Adam Kadyrow prügelt einen wehrlosen Mann zu Boden.
Adam Kadyrow prügelt einen wehrlosen Mann zu Boden.
-/CDC/Brian W.J. Mahy/dpa/Archiv

«Würdiges Beispiel für Gleichaltrige»

Er sei stolz auf seinen Sohn, kommentierte der Tschetschenen-Führer auf Telegram das Video. Auch sein Cousin Adam Delimchanow, Abgeordneter des russischen Parlaments, sieht nichts Verwerfliches in den Misshandlungen, sondern preist sie als «würdiges Beispiel für Gleichaltrige».

Während in Tschetschenien keine Kritik öffentlich wurde, rumort es im Kreml. Der russischen Menschenrechtsbeauftragten Tatjana Moskalkowa zufolge hatte der verprügelte Mann bereits im August Anzeige wegen der Misshandlung erstattet.

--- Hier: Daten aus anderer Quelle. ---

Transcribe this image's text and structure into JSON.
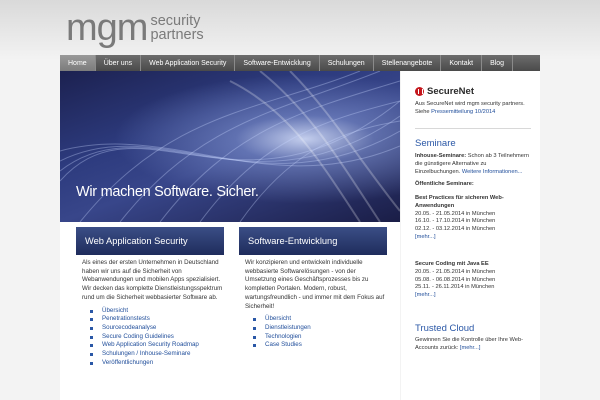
{
  "logo": {
    "main": "mgm",
    "sub1": "security",
    "sub2": "partners"
  },
  "nav": [
    {
      "label": "Home",
      "active": true
    },
    {
      "label": "Über uns",
      "active": false
    },
    {
      "label": "Web Application Security",
      "active": false
    },
    {
      "label": "Software-Entwicklung",
      "active": false
    },
    {
      "label": "Schulungen",
      "active": false
    },
    {
      "label": "Stellenangebote",
      "active": false
    },
    {
      "label": "Kontakt",
      "active": false
    },
    {
      "label": "Blog",
      "active": false
    }
  ],
  "hero": {
    "title": "Wir machen Software. Sicher."
  },
  "col1": {
    "heading": "Web Application Security",
    "text": "Als eines der ersten Unternehmen in Deutschland haben wir uns auf die Sicherheit von Webanwendungen und mobilen Apps spezialisiert. Wir decken das komplette Dienstleistungsspektrum rund um die Sicherheit webbasierter Software ab.",
    "links": [
      "Übersicht",
      "Penetrationstests",
      "Sourcecodeanalyse",
      "Secure Coding Guidelines",
      "Web Application Security Roadmap",
      "Schulungen / Inhouse-Seminare",
      "Veröffentlichungen"
    ]
  },
  "col2": {
    "heading": "Software-Entwicklung",
    "text": "Wir konzipieren und entwickeln individuelle webbasierte Softwarelösungen - von der Umsetzung eines Geschäftsprozesses bis zu kompletten Portalen. Modern, robust, wartungsfreundlich - und immer mit dem Fokus auf Sicherheit!",
    "links": [
      "Übersicht",
      "Dienstleistungen",
      "Technologien",
      "Case Studies"
    ]
  },
  "sidebar": {
    "securenet_title": "SecureNet",
    "securenet_text": "Aus SecureNet wird mgm security partners. Siehe ",
    "securenet_link": "Pressemitteilung 10/2014",
    "seminare_heading": "Seminare",
    "inhouse_bold": "Inhouse-Seminare:",
    "inhouse_text": " Schon ab 3 Teilnehmern die günstigere Alternative zu Einzelbuchungen. ",
    "inhouse_link": "Weitere Informationen...",
    "open_heading": "Öffentliche Seminare:",
    "course1_title": "Best Practices für sicheren Web-Anwendungen",
    "course1_dates": [
      "20.05. - 21.05.2014 in München",
      "16.10. - 17.10.2014 in München",
      "02.12. - 03.12.2014 in München"
    ],
    "more1": "[mehr...]",
    "course2_title": "Secure Coding mit Java EE",
    "course2_dates": [
      "20.05. - 21.05.2014 in München",
      "05.08. - 06.08.2014 in München",
      "25.11. - 26.11.2014 in München"
    ],
    "more2": "[mehr...]",
    "trusted_heading": "Trusted Cloud",
    "trusted_text": "Gewinnen Sie die Kontrolle über Ihre Web-Accounts zurück: ",
    "trusted_link": "[mehr...]"
  }
}
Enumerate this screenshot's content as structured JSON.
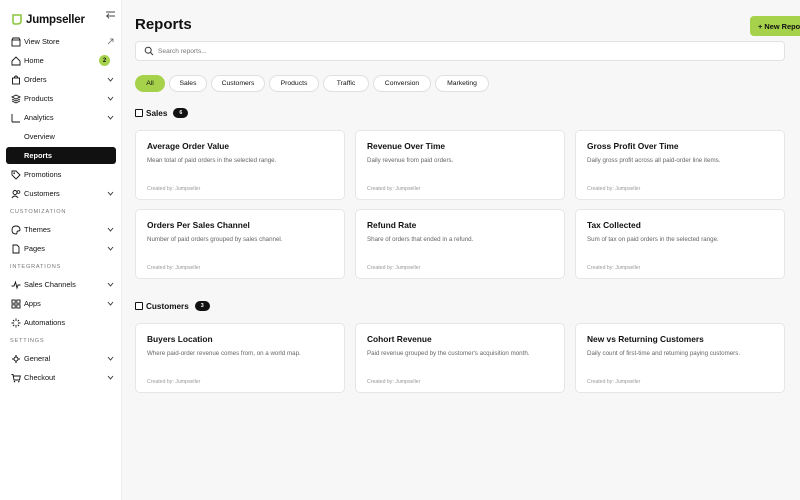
{
  "brand": {
    "name": "Jumpseller"
  },
  "sidebar": {
    "items": [
      {
        "label": "View Store"
      },
      {
        "label": "Home",
        "badge": "2"
      },
      {
        "label": "Orders"
      },
      {
        "label": "Products"
      },
      {
        "label": "Analytics"
      },
      {
        "label": "Overview"
      },
      {
        "label": "Reports"
      },
      {
        "label": "Promotions"
      },
      {
        "label": "Customers"
      },
      {
        "label": "Themes"
      },
      {
        "label": "Pages"
      },
      {
        "label": "Sales Channels"
      },
      {
        "label": "Apps"
      },
      {
        "label": "Automations"
      },
      {
        "label": "General"
      },
      {
        "label": "Checkout"
      }
    ],
    "sections": [
      "CUSTOMIZATION",
      "INTEGRATIONS",
      "SETTINGS"
    ]
  },
  "header": {
    "title": "Reports",
    "new_report_label": "+ New Report"
  },
  "search": {
    "placeholder": "Search reports..."
  },
  "filters": [
    "All",
    "Sales",
    "Customers",
    "Products",
    "Traffic",
    "Conversion",
    "Marketing"
  ],
  "active_filter": "All",
  "sections": [
    {
      "title": "Sales",
      "count": "6",
      "cards": [
        {
          "title": "Average Order Value",
          "desc": "Mean total of paid orders in the selected range.",
          "meta": "Created by: Jumpseller"
        },
        {
          "title": "Revenue Over Time",
          "desc": "Daily revenue from paid orders.",
          "meta": "Created by: Jumpseller"
        },
        {
          "title": "Gross Profit Over Time",
          "desc": "Daily gross profit across all paid-order line items.",
          "meta": "Created by: Jumpseller"
        },
        {
          "title": "Orders Per Sales Channel",
          "desc": "Number of paid orders grouped by sales channel.",
          "meta": "Created by: Jumpseller"
        },
        {
          "title": "Refund Rate",
          "desc": "Share of orders that ended in a refund.",
          "meta": "Created by: Jumpseller"
        },
        {
          "title": "Tax Collected",
          "desc": "Sum of tax on paid orders in the selected range.",
          "meta": "Created by: Jumpseller"
        }
      ]
    },
    {
      "title": "Customers",
      "count": "3",
      "cards": [
        {
          "title": "Buyers Location",
          "desc": "Where paid-order revenue comes from, on a world map.",
          "meta": "Created by: Jumpseller"
        },
        {
          "title": "Cohort Revenue",
          "desc": "Paid revenue grouped by the customer's acquisition month.",
          "meta": "Created by: Jumpseller"
        },
        {
          "title": "New vs Returning Customers",
          "desc": "Daily count of first-time and returning paying customers.",
          "meta": "Created by: Jumpseller"
        }
      ]
    }
  ],
  "colors": {
    "accent": "#a5d24a",
    "active_nav": "#111111"
  }
}
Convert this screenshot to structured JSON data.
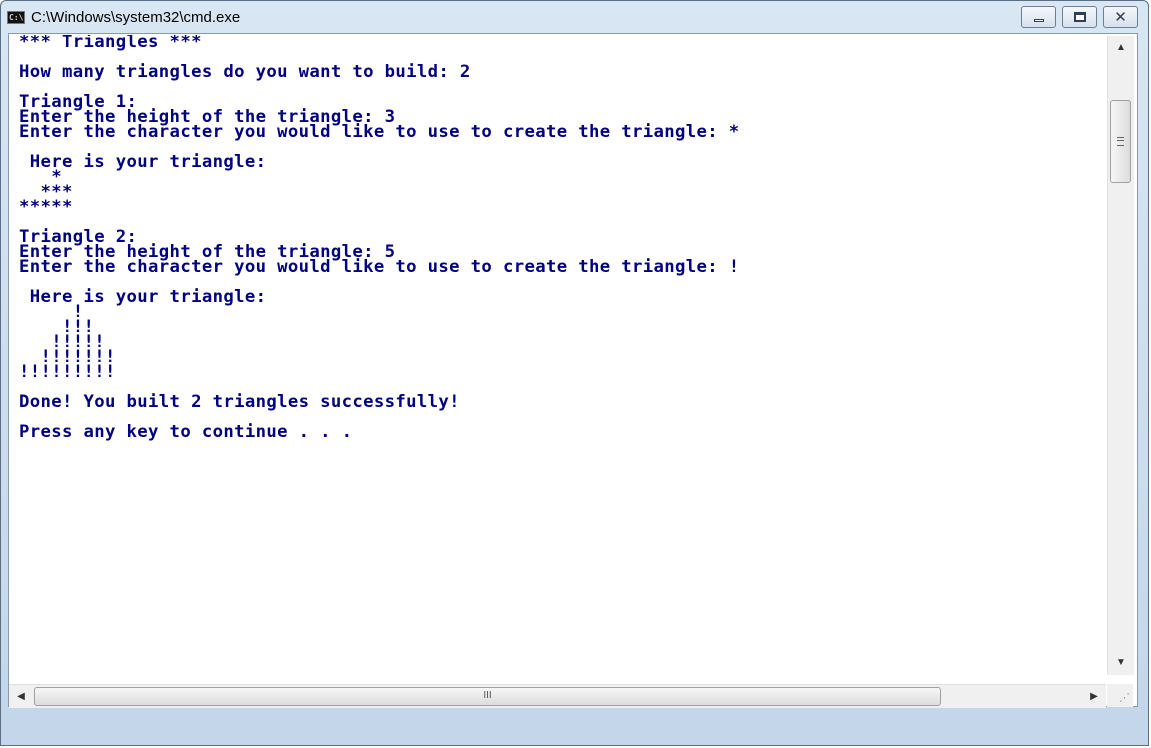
{
  "window": {
    "title": "C:\\Windows\\system32\\cmd.exe",
    "icon": "cmd-icon",
    "icon_text": "C:\\",
    "close_glyph": "✕"
  },
  "scrollbars": {
    "up_arrow": "▲",
    "down_arrow": "▼",
    "left_arrow": "◀",
    "right_arrow": "▶",
    "h_thumb_grip": "III",
    "size_grip": "⋰"
  },
  "console": {
    "lines": [
      "*** Triangles ***",
      "",
      "How many triangles do you want to build: 2",
      "",
      "Triangle 1:",
      "Enter the height of the triangle: 3",
      "Enter the character you would like to use to create the triangle: *",
      "",
      " Here is your triangle:",
      "   *",
      "  ***",
      "*****",
      "",
      "Triangle 2:",
      "Enter the height of the triangle: 5",
      "Enter the character you would like to use to create the triangle: !",
      "",
      " Here is your triangle:",
      "     !",
      "    !!!",
      "   !!!!!",
      "  !!!!!!!",
      "!!!!!!!!!",
      "",
      "Done! You built 2 triangles successfully!",
      "",
      "Press any key to continue . . ."
    ]
  },
  "colors": {
    "console_text": "#000080",
    "console_background": "#ffffff",
    "frame": "#c3d6ea"
  }
}
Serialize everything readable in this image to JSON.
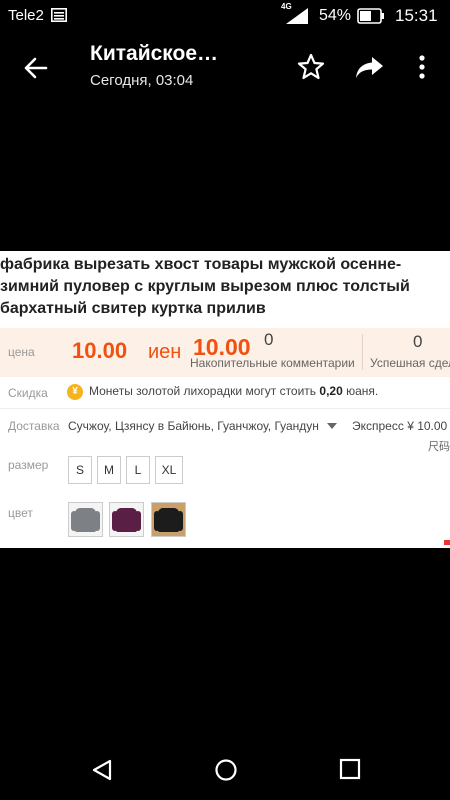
{
  "status_bar": {
    "carrier": "Tele2",
    "network": "4G",
    "battery": "54%",
    "time": "15:31",
    "icons": [
      "sim-card-icon",
      "signal-icon",
      "battery-icon"
    ]
  },
  "app_bar": {
    "title": "Китайское…",
    "subtitle": "Сегодня, 03:04",
    "icons": [
      "back-arrow-icon",
      "star-icon",
      "share-icon",
      "more-vertical-icon"
    ]
  },
  "product": {
    "title": "фабрика вырезать хвост товары мужской осенне-зимний пуловер с круглым вырезом плюс толстый бархатный свитер куртка прилив",
    "price": {
      "label": "цена",
      "main": "10.00",
      "currency": "иен",
      "second": "10.00"
    },
    "comments": {
      "count": "0",
      "label": "Накопительные комментарии"
    },
    "deals": {
      "count": "0",
      "label": "Успешная сделка"
    },
    "discount": {
      "label": "Скидка",
      "coin": "¥",
      "text_before": "Монеты золотой лихорадки могут стоить ",
      "amount": "0,20",
      "text_after": " юаня."
    },
    "delivery": {
      "label": "Доставка",
      "from": "Сучжоу, Цзянсу в Байюнь, Гуанчжоу, Гуандун",
      "method": "Экспресс ¥ 10.00",
      "size_hint": "尺码"
    },
    "size": {
      "label": "размер",
      "options": [
        "S",
        "M",
        "L",
        "XL"
      ]
    },
    "color": {
      "label": "цвет",
      "swatches": [
        {
          "name": "gray",
          "color": "#7d8085"
        },
        {
          "name": "purple",
          "color": "#5a1f45"
        },
        {
          "name": "black",
          "color": "#1c1c1c"
        }
      ]
    }
  },
  "colors": {
    "accent_price": "#f2500f",
    "price_row_bg": "#fdf1e7",
    "coin": "#f7b31b"
  },
  "nav_bar": {
    "icons": [
      "nav-back-icon",
      "nav-home-icon",
      "nav-recent-icon"
    ]
  }
}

Eine Koran-Verbrennung sei zwar eine «sozial gefährliche Handlung, die die religiösen Gefühle von Millionen Gläubigen» verletze – trotzdem dürfe nur ein Gericht den Mann bestrafen, schrieb Moskalkowa nach der Veröffentlichung des Videos auf Telegram.

Ihre Kollegin Marina Achmedowa, ebenfalls Mitglied im Menschenrechtsrat, sagte deutlich: «Bei aller Dankbarkeit gegenüber Kadyrow für seine Hilfe, bin ich mit der Prügelstrafe gegen eine offensichtlich wehrlose Person nicht einverstanden». Russland sei kein «mittelalterliches Feudalreich» mehr, Strafen würden von Gerichten festgelegt, nicht von Kadyrows Sohn.

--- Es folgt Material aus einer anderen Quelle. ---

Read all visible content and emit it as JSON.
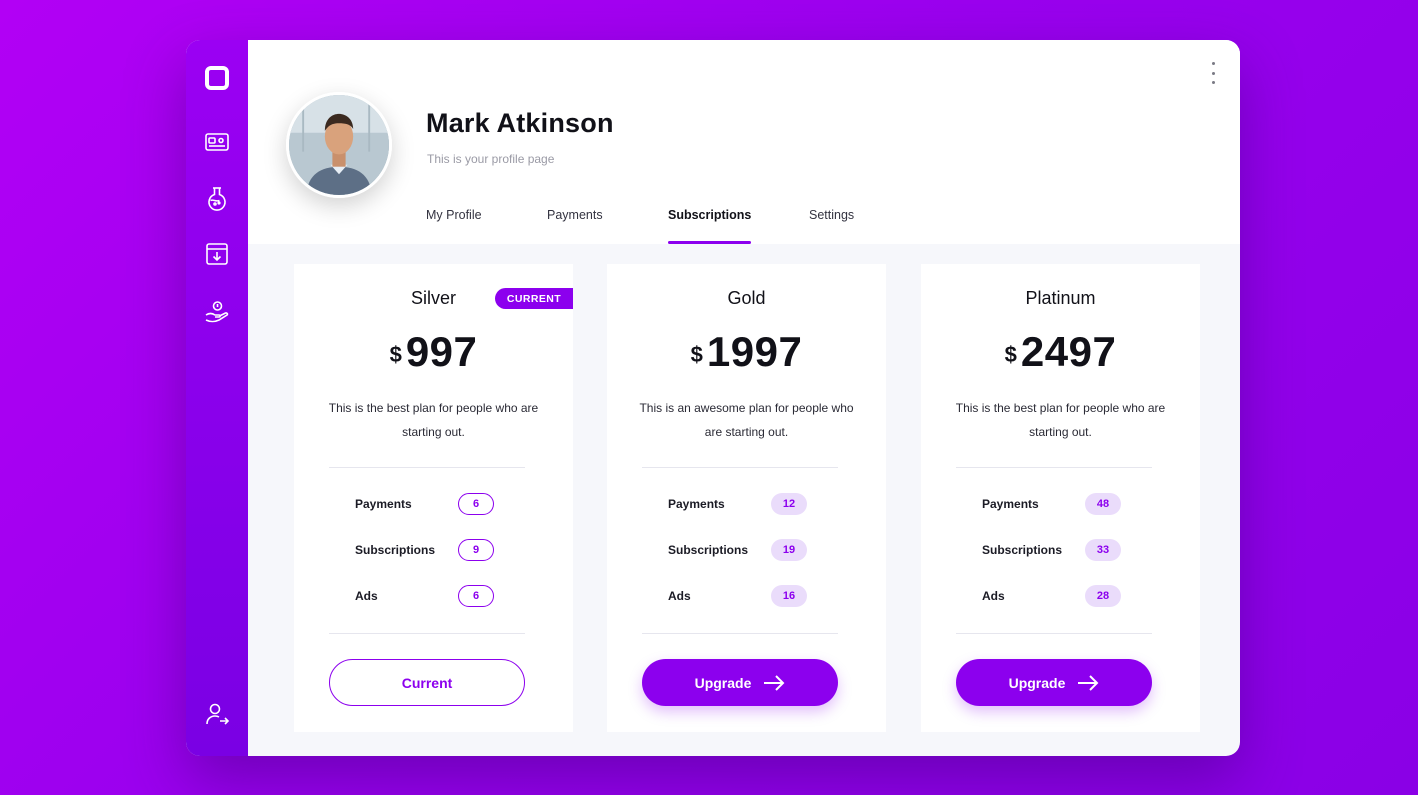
{
  "sidebar": {
    "items": [
      {
        "icon": "logo-square-icon"
      },
      {
        "icon": "card-icon"
      },
      {
        "icon": "flask-icon"
      },
      {
        "icon": "archive-download-icon"
      },
      {
        "icon": "hand-coin-icon"
      },
      {
        "icon": "user-logout-icon"
      }
    ]
  },
  "profile": {
    "name": "Mark Atkinson",
    "subtitle": "This is your profile page"
  },
  "tabs": [
    {
      "label": "My Profile",
      "active": false
    },
    {
      "label": "Payments",
      "active": false
    },
    {
      "label": "Subscriptions",
      "active": true
    },
    {
      "label": "Settings",
      "active": false
    }
  ],
  "plans": [
    {
      "name": "Silver",
      "badge": "CURRENT",
      "currency": "$",
      "price": "997",
      "description": "This is the best plan for people who are starting out.",
      "features": [
        {
          "label": "Payments",
          "value": "6"
        },
        {
          "label": "Subscriptions",
          "value": "9"
        },
        {
          "label": "Ads",
          "value": "6"
        }
      ],
      "cta": "Current"
    },
    {
      "name": "Gold",
      "currency": "$",
      "price": "1997",
      "description": "This is an awesome plan for people who are starting out.",
      "features": [
        {
          "label": "Payments",
          "value": "12"
        },
        {
          "label": "Subscriptions",
          "value": "19"
        },
        {
          "label": "Ads",
          "value": "16"
        }
      ],
      "cta": "Upgrade"
    },
    {
      "name": "Platinum",
      "currency": "$",
      "price": "2497",
      "description": "This is the best plan for people who are starting out.",
      "features": [
        {
          "label": "Payments",
          "value": "48"
        },
        {
          "label": "Subscriptions",
          "value": "33"
        },
        {
          "label": "Ads",
          "value": "28"
        }
      ],
      "cta": "Upgrade"
    }
  ],
  "colors": {
    "accent": "#8c00ee",
    "pill_bg": "#eadcfb",
    "background": "#a000f2"
  }
}
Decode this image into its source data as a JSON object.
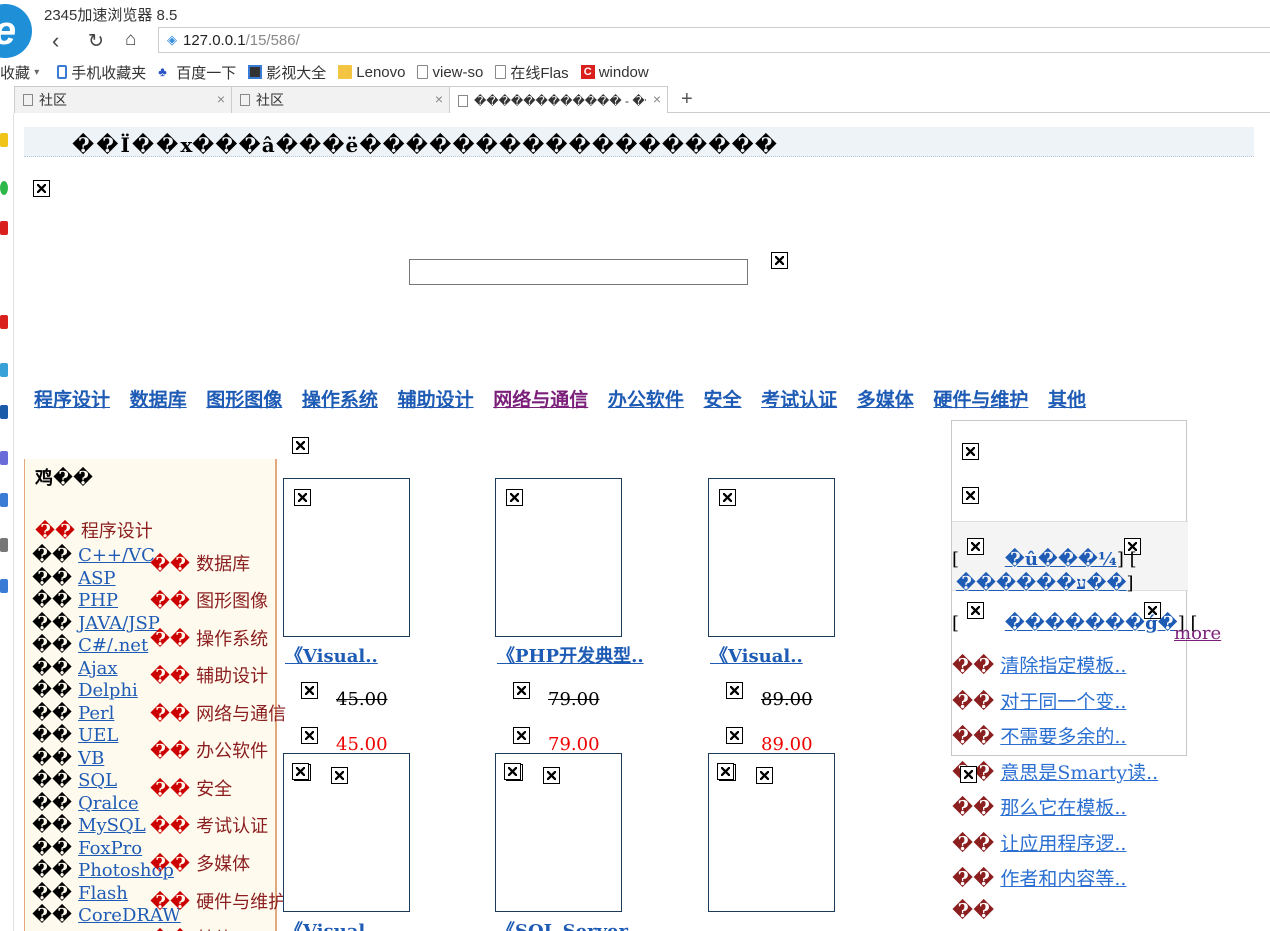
{
  "browser": {
    "title": "2345加速浏览器 8.5",
    "address": {
      "host": "127.0.0.1",
      "path": "/15/586/"
    },
    "bookmarks": {
      "prefix": "收藏",
      "items": [
        {
          "label": "手机收藏夹",
          "icon": "mobile-icon"
        },
        {
          "label": "百度一下",
          "icon": "baidu-paw-icon"
        },
        {
          "label": "影视大全",
          "icon": "film-icon"
        },
        {
          "label": "Lenovo",
          "icon": "folder-icon"
        },
        {
          "label": "view-so",
          "icon": "page-icon"
        },
        {
          "label": "在线Flas",
          "icon": "page-icon"
        },
        {
          "label": "window",
          "icon": "c-brand-icon"
        }
      ]
    },
    "tabs": [
      {
        "label": "社区"
      },
      {
        "label": "社区"
      },
      {
        "label": "������������ - ����"
      }
    ],
    "new_tab": "+"
  },
  "page": {
    "topbar": {
      "site_name": "��Ï��x",
      "welcome": "���â���ë������������������",
      "links": [
        "",
        "",
        "",
        ""
      ]
    },
    "main_nav": [
      "",
      "",
      ""
    ],
    "search": {
      "value": ""
    },
    "right_links": [
      "",
      ""
    ],
    "categories": [
      {
        "label": "程序设计"
      },
      {
        "label": "数据库"
      },
      {
        "label": "图形图像"
      },
      {
        "label": "操作系统"
      },
      {
        "label": "辅助设计"
      },
      {
        "label": "网络与通信",
        "visited": true
      },
      {
        "label": "办公软件"
      },
      {
        "label": "安全"
      },
      {
        "label": "考试认证"
      },
      {
        "label": "多媒体"
      },
      {
        "label": "硬件与维护"
      },
      {
        "label": "其他"
      }
    ],
    "sub_nav": [
      "",
      "",
      ""
    ],
    "sidebar": {
      "heading": "",
      "heading_2": "鸡��",
      "current_category": "程序设计",
      "subcategories": [
        "C++/VC",
        "ASP",
        "PHP",
        "JAVA/JSP",
        "C#/.net",
        "Ajax",
        "Delphi",
        "Perl",
        "UEL",
        "VB",
        "SQL",
        "Qralce",
        "MySQL",
        "FoxPro",
        "Photoshop",
        "Flash",
        "CoreDRAW"
      ],
      "other_categories": [
        "数据库",
        "图形图像",
        "操作系统",
        "辅助设计",
        "网络与通信",
        "办公软件",
        "安全",
        "考试认证",
        "多媒体",
        "硬件与维护",
        "其他"
      ]
    },
    "books": [
      {
        "title": "《Visual..",
        "old_price": "45.00",
        "new_price": "45.00"
      },
      {
        "title": "《PHP开发典型..",
        "old_price": "79.00",
        "new_price": "79.00"
      },
      {
        "title": "《Visual..",
        "old_price": "89.00",
        "new_price": "89.00"
      },
      {
        "title": "《Visual..."
      },
      {
        "title": "《SQL Server..."
      },
      {
        "title": ""
      }
    ],
    "price_labels": {
      "list": "",
      "sale": ""
    },
    "articles": {
      "heading": "",
      "more": "more",
      "items": [
        "清除指定模板..",
        "对于同一个变..",
        "不需要多余的..",
        "意思是Smarty读..",
        "那么它在模板..",
        "让应用程序逻..",
        "作者和内容等..",
        ""
      ]
    }
  }
}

Der Kreml ist nicht erfreut

Jewa Merkatschowa vom Bürgerrechtsrat des russischen Präsidenten sprach von einem «Videobeweis für ein Verbrechen» und forderte, Ermittlungen einzuleiten und das Prügelopfer aus tschetschenischer U-Haft zu entlassen.

Derzeit ist der Häftling allerdings laut der russischen Zeitung «Kommersant» ohne Rechtsbeistand. Sein Anwalt Alexander Serebrenikow habe das Mandat niedergelegt. Dabei soll der Anwalt sich auch geweigert haben, das Misshandlungsvideo anzusehen, um die Identität des Opfers zu belegen.

Nach Einschätzung der britischen BBC unter Berufung auf russische Fachjuristen werden während der Gewalttaten im Video mindestens neun russische Gesetze gebrochen sowie die russische Verfassung und die internationale Konvention gegen Folter mit Füssen getreten.

«Sie sind halt emotionale Typen», wird der Vorfall im Umfeld des Kremls kommentiert, berichtet das Portal BR24. Kadyrow sei es nach den Spekulationen um seine Gesundheit zuletzt darum gegangen, ein deutliches Lebenszeichen zu senden.

Das könnte für ihn allerdings zum Bumerang werden: Putin wisse zwar, dass Kadyrow in Tschetschenien mit eiserner Faust regiert. Gerät er aber ausser Kontrolle und bereitet Moskau Probleme, könnte den politisch unbequemen Tschetschenen-Führer womöglich das gleiche Schicksal wie Wagner-Chef Jewgeni Prigoschin ereilen.